My husband repeated what he had told me on Flag Day; that there was no need for surmise, adding that, in his judgment, before Christmas "we will have another boss."

"Are you certain of it?" he asked.

"Just as certain as that you are sitting in that chair," said Mr. Daniels. "No, nobody has told me anything. In this matter I am not in the President's confidence. He has not asked my advice or consent, or so much as intimated that he contemplates taking such a step. But the sails are set, and I predict before New Year's Day Mrs. Edith Galt will change her name to Mrs. Woodrow Wilson."

"It is exactly because I feared such might be in contemplation that I have come to see you," the friend said.

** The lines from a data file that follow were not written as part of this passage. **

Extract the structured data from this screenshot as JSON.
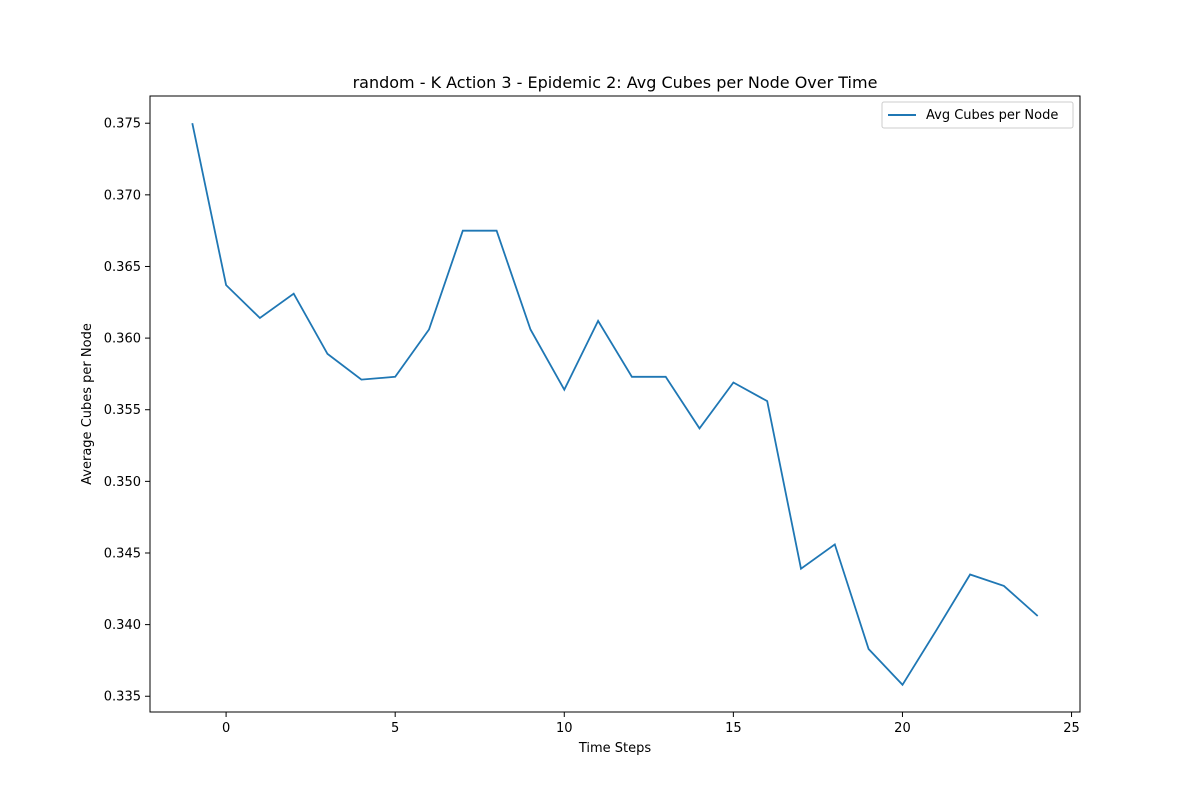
{
  "chart_data": {
    "type": "line",
    "title": "random - K Action 3 - Epidemic 2: Avg Cubes per Node Over Time",
    "xlabel": "Time Steps",
    "ylabel": "Average Cubes per Node",
    "xlim": [
      -2.25,
      25.25
    ],
    "ylim": [
      0.3339,
      0.3769
    ],
    "xticks": [
      0,
      5,
      10,
      15,
      20,
      25
    ],
    "yticks": [
      0.335,
      0.34,
      0.345,
      0.35,
      0.355,
      0.36,
      0.365,
      0.37,
      0.375
    ],
    "xtick_labels": [
      "0",
      "5",
      "10",
      "15",
      "20",
      "25"
    ],
    "ytick_labels": [
      "0.335",
      "0.340",
      "0.345",
      "0.350",
      "0.355",
      "0.360",
      "0.365",
      "0.370",
      "0.375"
    ],
    "grid": false,
    "legend_position": "top-right",
    "color": "#1f77b4",
    "series": [
      {
        "name": "Avg Cubes per Node",
        "x": [
          -1,
          0,
          1,
          2,
          3,
          4,
          5,
          6,
          7,
          8,
          9,
          10,
          11,
          12,
          13,
          14,
          15,
          16,
          17,
          18,
          19,
          20,
          21,
          22,
          23,
          24
        ],
        "y": [
          0.375,
          0.3637,
          0.3614,
          0.3631,
          0.3589,
          0.3571,
          0.3573,
          0.3606,
          0.3675,
          0.3675,
          0.3606,
          0.3564,
          0.3612,
          0.3573,
          0.3573,
          0.3537,
          0.3569,
          0.3556,
          0.3439,
          0.3456,
          0.3383,
          0.3358,
          0.3396,
          0.3435,
          0.3427,
          0.3406
        ]
      }
    ]
  }
}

"Why to see me?" my husband asked.

This Cabinet official then told of how scores, yes, hundreds, of prominent Democrats all over the country had been coming to see him or writing him letters. He said they all believed that victory the next year was impossible if the President remarried before the election. Senators, members of the House of Representatives, national committeemen, chairmen of State committees, influential editors whose support was essential to secure victory were quoted.

"It is the unanimous opinion," he said, "that if the President remarries before November, 1916, we might as well give up the fight right then and there."

Mr. Daniels ventured that it was not as bad as that, agreeing that in a close election the effect might be injurious if the sentiment was as strong as pictured.

"Something should be done," declared my husband's colleague, "to secure postponement." He was in the depths.

"What do you suggest?" Mr. Daniels asked.

"That is exactly what I have come to see you about," the visitor said. "A few days ago, during your absence from the city, we had a little conference about the matter."

He told who was in the conference. Pretty big men in the Democratic Party they were, and influential, too.

"We unanimously agreed," he went on, "that someone should go to see the President, lay the whole matter before him, tell him it was the unanimous view that remarriage before the election would result in his defeat. We also agreed it should be borne in on him that not only was the success of his party at stake but that a Republican victory would result in the repeal of his splendid measures and shut the door in the face of other measures on which his heart was set.